My point is that when a designer comes out with only one line per year, and a new trend becomes relevant shortly after their collection is "finished"… they are screwed. More importantly, as a storeowner who just ordered 18 samples for the new season - none of which incorporate this brand new design trend... you the storeowner are screwed as well. With some "one line per year companies", it could be as long as 18 months before you receive your next set of samples with this “missing look”! What if the trend was short lived, and by the time those samples ordered with last year's hot trend come in - said hot trend is passé, only to be replaced by the "next" big thing?
What I am saying here is that we all have to be nimble and quick on our feet. Bridal fashion pivots on a dime, and a resource that gives you the opportunity to look at new fashion every 6 months just offers you SO much more flexibility to help you capitalize on this ever changing world of fashion.
Now Paloma Blanca is by no means the only company that still makes 2 lines per year, but being one of the few companies left that make their products ENTIRELY in their own factory in Canada (and not in China) - allows it to be significantly more nimble than almost all of our competitors.
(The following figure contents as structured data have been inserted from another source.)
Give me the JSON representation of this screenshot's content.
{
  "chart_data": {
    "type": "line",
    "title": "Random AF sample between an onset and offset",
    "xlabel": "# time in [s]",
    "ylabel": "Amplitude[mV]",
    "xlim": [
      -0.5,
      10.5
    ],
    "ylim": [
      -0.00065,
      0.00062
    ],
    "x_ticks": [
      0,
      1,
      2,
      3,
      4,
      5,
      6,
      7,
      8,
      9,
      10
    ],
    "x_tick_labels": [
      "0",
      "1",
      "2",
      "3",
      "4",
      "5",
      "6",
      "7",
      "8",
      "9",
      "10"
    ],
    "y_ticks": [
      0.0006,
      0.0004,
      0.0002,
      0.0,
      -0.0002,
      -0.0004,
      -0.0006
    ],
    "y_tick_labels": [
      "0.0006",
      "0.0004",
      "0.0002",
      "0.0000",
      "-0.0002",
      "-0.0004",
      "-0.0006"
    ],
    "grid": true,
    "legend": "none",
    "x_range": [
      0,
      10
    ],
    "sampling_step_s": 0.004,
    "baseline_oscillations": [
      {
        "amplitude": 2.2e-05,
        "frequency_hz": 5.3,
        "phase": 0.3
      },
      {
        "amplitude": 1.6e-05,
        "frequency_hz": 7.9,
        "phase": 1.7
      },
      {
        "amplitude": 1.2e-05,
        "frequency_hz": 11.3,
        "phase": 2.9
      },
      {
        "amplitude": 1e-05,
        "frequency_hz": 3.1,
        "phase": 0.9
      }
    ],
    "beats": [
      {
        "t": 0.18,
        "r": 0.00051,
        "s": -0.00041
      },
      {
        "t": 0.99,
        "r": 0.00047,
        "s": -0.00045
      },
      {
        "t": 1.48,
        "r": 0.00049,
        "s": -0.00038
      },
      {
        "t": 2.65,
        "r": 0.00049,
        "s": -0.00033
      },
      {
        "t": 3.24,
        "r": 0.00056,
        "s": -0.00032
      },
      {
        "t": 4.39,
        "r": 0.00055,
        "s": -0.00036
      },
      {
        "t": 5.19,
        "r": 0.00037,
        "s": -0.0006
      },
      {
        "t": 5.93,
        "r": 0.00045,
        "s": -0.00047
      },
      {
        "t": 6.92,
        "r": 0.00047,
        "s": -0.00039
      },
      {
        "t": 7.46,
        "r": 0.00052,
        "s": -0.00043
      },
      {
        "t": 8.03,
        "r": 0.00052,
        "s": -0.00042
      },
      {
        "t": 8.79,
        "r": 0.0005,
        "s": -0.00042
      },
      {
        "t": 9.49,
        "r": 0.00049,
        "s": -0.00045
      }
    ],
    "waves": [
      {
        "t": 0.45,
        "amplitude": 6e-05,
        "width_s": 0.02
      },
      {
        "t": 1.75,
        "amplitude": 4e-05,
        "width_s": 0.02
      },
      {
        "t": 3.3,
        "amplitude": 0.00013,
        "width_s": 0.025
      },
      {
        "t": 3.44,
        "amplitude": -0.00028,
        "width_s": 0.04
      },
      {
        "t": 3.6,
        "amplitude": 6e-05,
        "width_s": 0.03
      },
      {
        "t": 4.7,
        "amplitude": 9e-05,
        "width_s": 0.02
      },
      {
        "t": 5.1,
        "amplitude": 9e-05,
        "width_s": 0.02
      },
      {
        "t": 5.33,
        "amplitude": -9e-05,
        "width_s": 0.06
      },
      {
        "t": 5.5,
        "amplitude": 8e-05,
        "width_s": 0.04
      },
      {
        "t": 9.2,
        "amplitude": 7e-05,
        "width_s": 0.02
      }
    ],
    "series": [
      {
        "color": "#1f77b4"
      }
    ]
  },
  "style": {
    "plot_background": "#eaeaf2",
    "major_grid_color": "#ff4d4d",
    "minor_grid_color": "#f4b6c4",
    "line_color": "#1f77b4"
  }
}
I have been at a sales meeting in Toronto 5 days before the photo shoot (where for all intents and purposes - the line is “set”), and it was decided that a good dress needed a fabric change, or a neckline adjustment, and Marty's answer was "No problem... we'll make up a new sample in the next few days and it will be ready for the photo shoot”! This kind of last second adjustment to fashion is virtually unheard of in the world of bridal, and is just one of the many reasons why we are such a "special" company (see my blog post of March 27, 2015 titled “Investing in Bridal” for more specifics).
Sales consultants can get "tired" of showing the same dresses week after week (and month after month), and having a fresh grouping of dresses coming in every 6 months can re-energize a sales floor, as well as staying current with what your brides are seeing in the magazines, on social media, and in other stores from other designers.
So when I meet with you this season and you contemplate telling me “how much you like the fact that Xxxxxx and Yyyy Yyyyy only require you to order once a year”, I’d be happy to propose the following… "If you'd like to order 12 dresses today from this season’s collection and then skip next season I'd be more than willing to write your order. I'll even spread out the delivery of those 12 samples over an extended period, and offer you some dating to help you pay for your samples”. This is the way you HAVE to do it from these "one line per year companies". But why you would prefer that buying pattern, as opposed to picking your absolute favorite 6 gowns from the new collection now (see the Paloma Blanca and Mikaella Bridal collages above); getting them on your racks in time for your Spring brides - and then look at another 15 brand new styles in 6 months and pick your other 6 samples from next season’s collection would be a mystery to me. Some of these “one line per year companies” are great, and I am by no means suggesting that you not buy from them. I am only suggesting that you take advantage of the fact that Paloma Blanca DOES design 2 collections per year for your benefit, and act accordingly.
During dinner, the debaters who “took the other side” of this concept made some strong points in defense of their companies, and I respect that. In the end, only the reader can decide who won the "debate".